Most sets are pre-printed with outline images of popular children's characters or other subjects, which are then colored in before baking. For businesses such as resorts, holiday parks and fetes – how about creating a traceable image of your mascot? You can print on crystal clear shrink plastic sheets, as long as your printer is an ink jet printer.Line artwork works best, and we have found that embroidery templates or colouring sheets are a great place to find the shapes that work well as outlines. Cut the design into your preferred shape, then lay your shrinky dink on an aluminum-lined baking tray, rough-side-up. We have plenty more projects like the how to make shrinky dinks tutorial for you right here on Gathered. This works fine if you are a paper crafter who can stamp with archival inks, or you have a great selection of permanent coloured pens, but your average crafter does not. Shrinky Dinks were invented in 1973 by Betty Morris and Kate Bloomberg, two housewives in Brookfield, Wisconsin, as a Cub Scout project with their sons.
Pull it immediately from the oven and quickly while it is still very hot wrap it around a Chap-stick tube. Before using my oven for food I turned it on to 400 degrees and let it bake for about 20 minutes to get rid of the smell. If there are no specific guidelines that comes with your shrink plastic sheets, this is what we would use.

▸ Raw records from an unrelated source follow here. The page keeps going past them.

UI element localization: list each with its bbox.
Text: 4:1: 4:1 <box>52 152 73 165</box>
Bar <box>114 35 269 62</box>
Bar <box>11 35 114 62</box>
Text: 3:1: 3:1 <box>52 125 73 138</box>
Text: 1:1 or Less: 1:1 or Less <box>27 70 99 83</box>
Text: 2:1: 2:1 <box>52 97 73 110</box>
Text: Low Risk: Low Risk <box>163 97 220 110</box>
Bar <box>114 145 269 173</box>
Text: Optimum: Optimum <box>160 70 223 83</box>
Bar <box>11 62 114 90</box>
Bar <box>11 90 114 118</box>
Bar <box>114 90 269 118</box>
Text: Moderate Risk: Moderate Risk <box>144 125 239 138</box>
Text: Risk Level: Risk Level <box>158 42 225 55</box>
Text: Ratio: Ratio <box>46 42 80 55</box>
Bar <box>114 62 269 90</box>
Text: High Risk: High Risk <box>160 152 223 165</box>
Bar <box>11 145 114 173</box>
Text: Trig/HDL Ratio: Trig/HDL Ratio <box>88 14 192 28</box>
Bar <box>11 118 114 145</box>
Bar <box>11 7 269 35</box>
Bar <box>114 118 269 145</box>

It is a polystyrene plastic sheet that is designed to shrink to less than half its original size whilst still retaining the same shape and colour. However, all you need is a little grade 0 glass paper or fine sandpaper which lets you gently roughen the surface of the shrink plastic sheet. If you are using permanent markers, you can skip this step if you ant to, but other colouring methods will need this textured surface to stick to the shrink plastic sheet. If using an oven, we’d recommend baking for about 4 minutes before you take it out, and you can still watch the shrinking happening through the oven door! When heated, the cut shapes become about nine times thicker while their horizontal and vertical dimensions reduce to about one-third the original size, resulting in hard, flat forms which retain their initial color and shape.